Yahoo email still does not work ...
so how do they expect to keep any customers for any ads to be seen?
Java, Javascript, Active X, I’ve disabled them all. I also have a good firewall set at maximum security.
I always review my firewall logs after a surfing session. One time I noticed several intrusion attempts from various different IPs all trying to get into my computer through the same port (port 16464). I wondered what’s so special about that port so I got back on the net and looked it up. Turns out that port is used by a botnet (Zero something-or-other). They still keep trying, but my firewall keeps ’em out.
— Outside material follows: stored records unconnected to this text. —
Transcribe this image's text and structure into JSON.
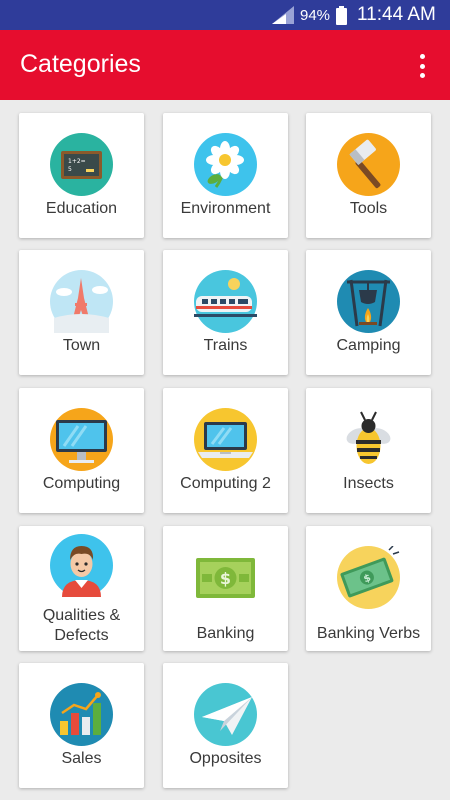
{
  "status_bar": {
    "battery": "94%",
    "time": "11:44 AM"
  },
  "app_bar": {
    "title": "Categories",
    "menu_icon": "more-vert-icon"
  },
  "colors": {
    "status": "#2f3c9a",
    "app_bar": "#e60d2e",
    "background": "#ebebeb"
  },
  "categories": [
    {
      "label": "Education",
      "icon": "chalkboard-icon"
    },
    {
      "label": "Environment",
      "icon": "flower-icon"
    },
    {
      "label": "Tools",
      "icon": "hammer-icon"
    },
    {
      "label": "Town",
      "icon": "eiffel-tower-icon"
    },
    {
      "label": "Trains",
      "icon": "train-icon"
    },
    {
      "label": "Camping",
      "icon": "campfire-icon"
    },
    {
      "label": "Computing",
      "icon": "monitor-icon"
    },
    {
      "label": "Computing 2",
      "icon": "laptop-icon"
    },
    {
      "label": "Insects",
      "icon": "bee-icon"
    },
    {
      "label": "Qualities & Defects",
      "icon": "person-icon"
    },
    {
      "label": "Banking",
      "icon": "banknote-icon"
    },
    {
      "label": "Banking Verbs",
      "icon": "cash-icon"
    },
    {
      "label": "Sales",
      "icon": "bar-chart-icon"
    },
    {
      "label": "Opposites",
      "icon": "paper-plane-icon"
    }
  ]
}
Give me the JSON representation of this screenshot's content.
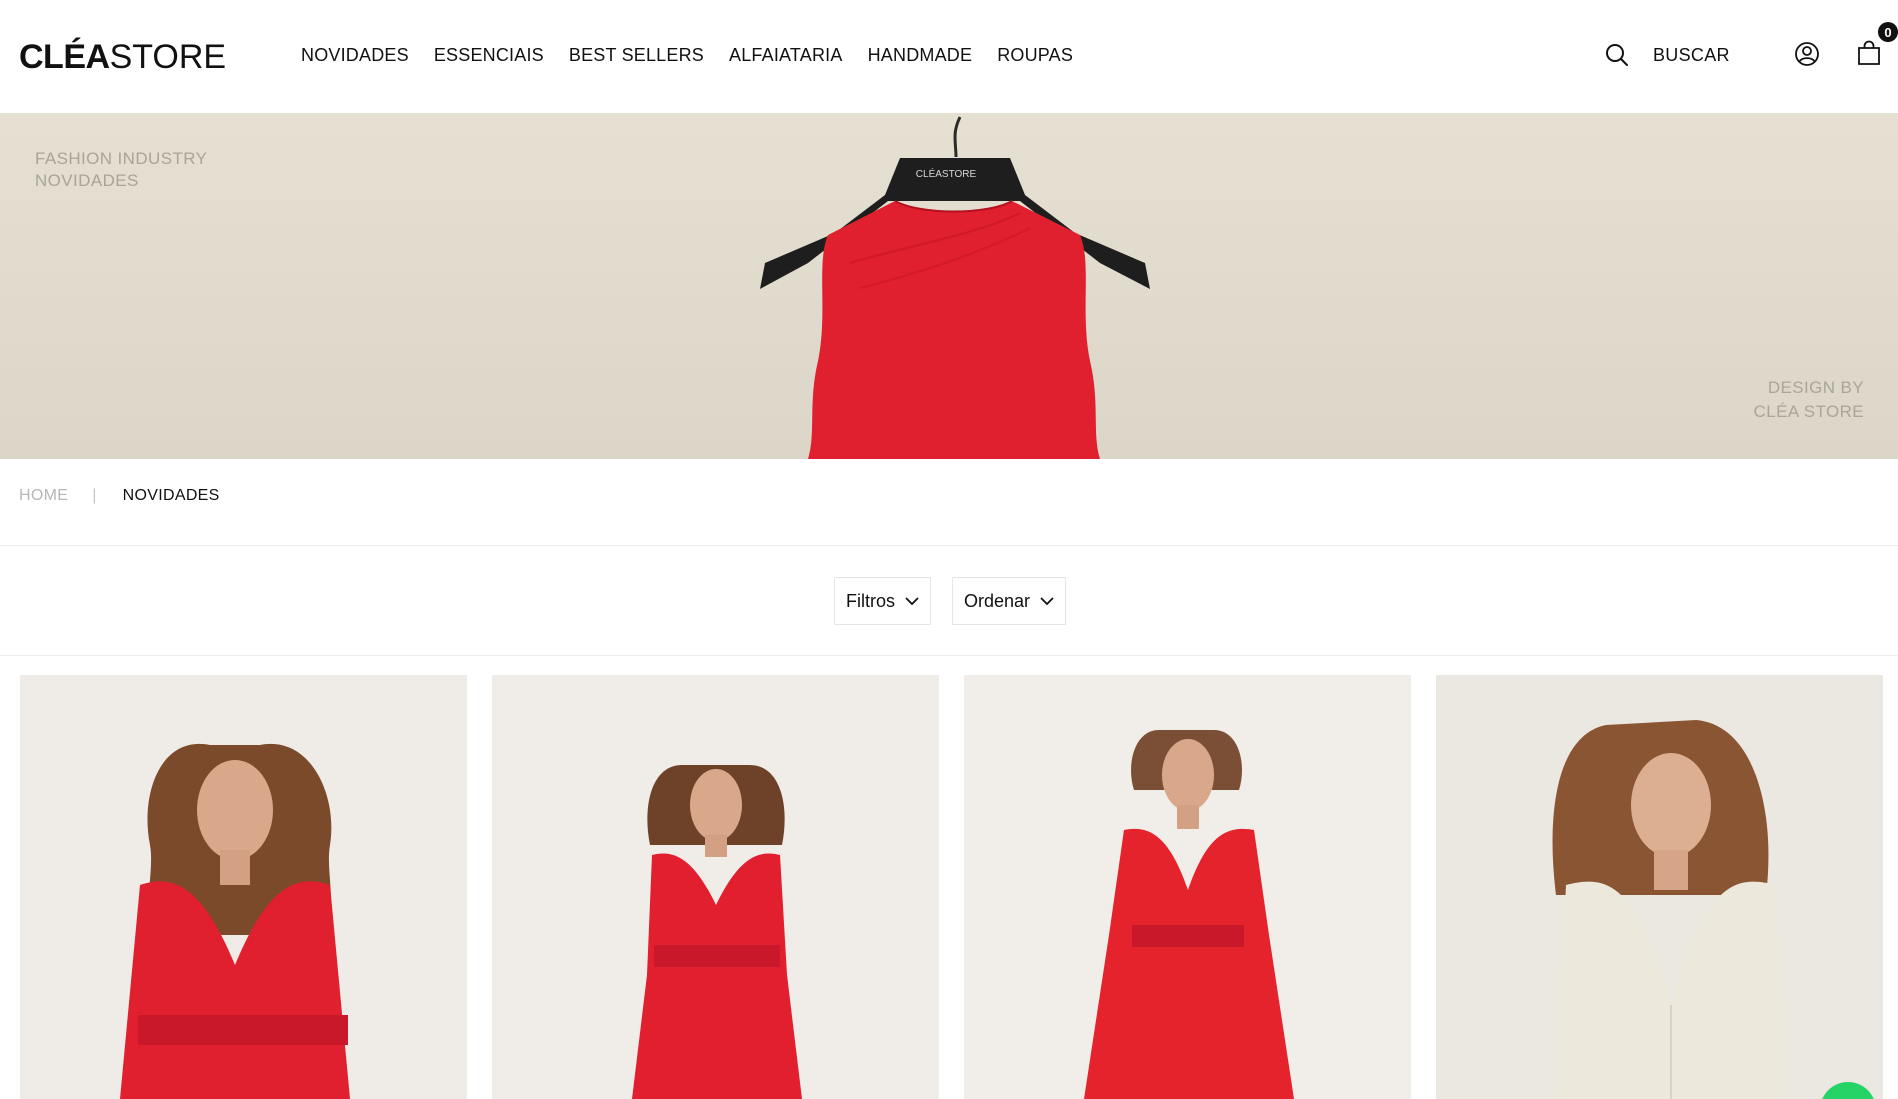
{
  "header": {
    "logo": {
      "part1": "CLÉA",
      "part2": "STORE"
    },
    "nav": [
      "NOVIDADES",
      "ESSENCIAIS",
      "BEST SELLERS",
      "ALFAIATARIA",
      "HANDMADE",
      "ROUPAS"
    ],
    "search_label": "BUSCAR",
    "cart_count": "0"
  },
  "hero": {
    "top_left": [
      "FASHION INDUSTRY",
      "NOVIDADES"
    ],
    "bottom_right": [
      "DESIGN BY",
      "CLÉA STORE"
    ],
    "hanger_label": "CLÉASTORE"
  },
  "breadcrumb": {
    "home": "HOME",
    "separator": "|",
    "current": "NOVIDADES"
  },
  "filters": {
    "filter_label": "Filtros",
    "sort_label": "Ordenar"
  },
  "products": [
    {
      "color": "#e0202f",
      "bg": "#efebe6"
    },
    {
      "color": "#e11f2e",
      "bg": "#f0ece7"
    },
    {
      "color": "#e4232d",
      "bg": "#f1ede8"
    },
    {
      "color": "#ece8dc",
      "bg": "#ebe7e1"
    }
  ],
  "colors": {
    "accent_red": "#e0202f",
    "whatsapp": "#25d366"
  }
}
Another case in favor of using Adblock everywhere.
I wish they'd DIY it
I used to work at a company that wanted to be able to track ads in 30 second intervals, where a “sponsor” company would be the only advert a user saw for the whole visit. The max charge/billing was 5 (or 15) minutes iirc… It was actually a creative way to do the ads, and all the ads being for the same company was consistent. None of the existing ad networks supported this model, so we rolled our own. It wasn’t very difficult and our billing was pretty transparent. The plus side is coming from the same set of servers they were less likely to be blocked, and not injection of scripts.
The ad frames themselves reported back, in addition to the parent. This gave us muck better insight than we got from ad networks. Too bad more sites don’t revert to this, especially big guys… Ad curating your own site is important, and as much as they can generate the likes of ad networks isn’t well curated.
From your own linked article about Yahoo/Facebook fighting over patents: ” You especially don’t go patent crazy if you want to retain top engineering talent.”
Do you have any actual references to this or is this hyperbole? I mean, it seems like common sense, but I imagine Engineers work based on incentive and personal preferences, and they might totally ignore lawyer cat-fights as a matter of principle.
Just seems like a strange uncorroborated statement to keep referencing without standing.